Chief of the Naval Staff
- In office 23 June 2023 – 30 October 2025
- President: Bola Tinubu
- Preceded by: Awwal Zubairu Gambo
- Succeeded by: Idi Abbas

Personal details
- Born: 20 December 1968 (age 57) Enugu Ezike, East Central State, Nigeria (now in Enugu State)
- Alma mater: Nigerian Military School; Nigerian Defence Academy; University of Ibadan;

Military service
- Allegiance: Nigeria
- Branch/service: Nigerian Navy
- Years of service: 1987–2025
- Rank: Vice Admiral

= Emmanuel Ogalla =

24th Chief of the Naval Staff (Nigeria)

Emmanuel Ikechukwu Ogalla (born 20 December 1968) is a Nigerian Navy vice admiral who was the Chief of the Naval Staff of Nigeria. He was appointed by President Bola Tinubu on 19 June 2023 and served till 30 October 2025.

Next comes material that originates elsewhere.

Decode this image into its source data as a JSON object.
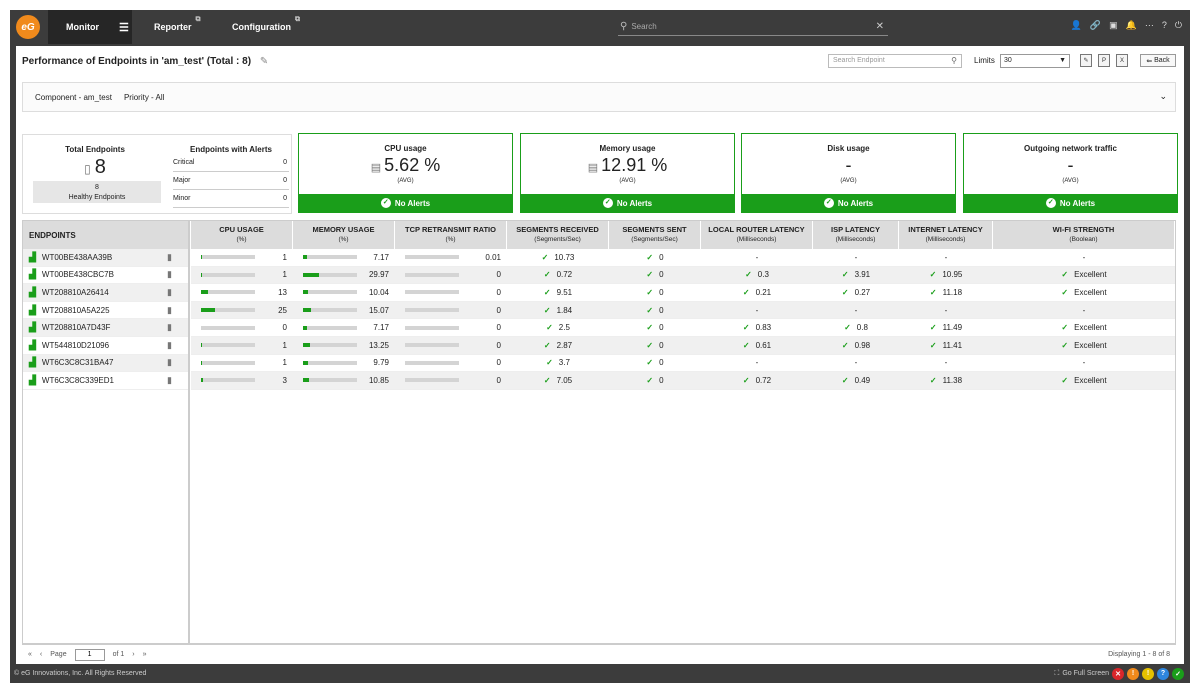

== Early life and education ==
Emmanuel Ikechukwu Ogalla was born on 20 December 1968 in Enugu State, Southeast Nigeria. He obtained the West African School Certificate from the Nigerian Military School, Zaria in 1987. He obtained BSc in mathematics and an MSc in strategic studies from the University of Ibadan.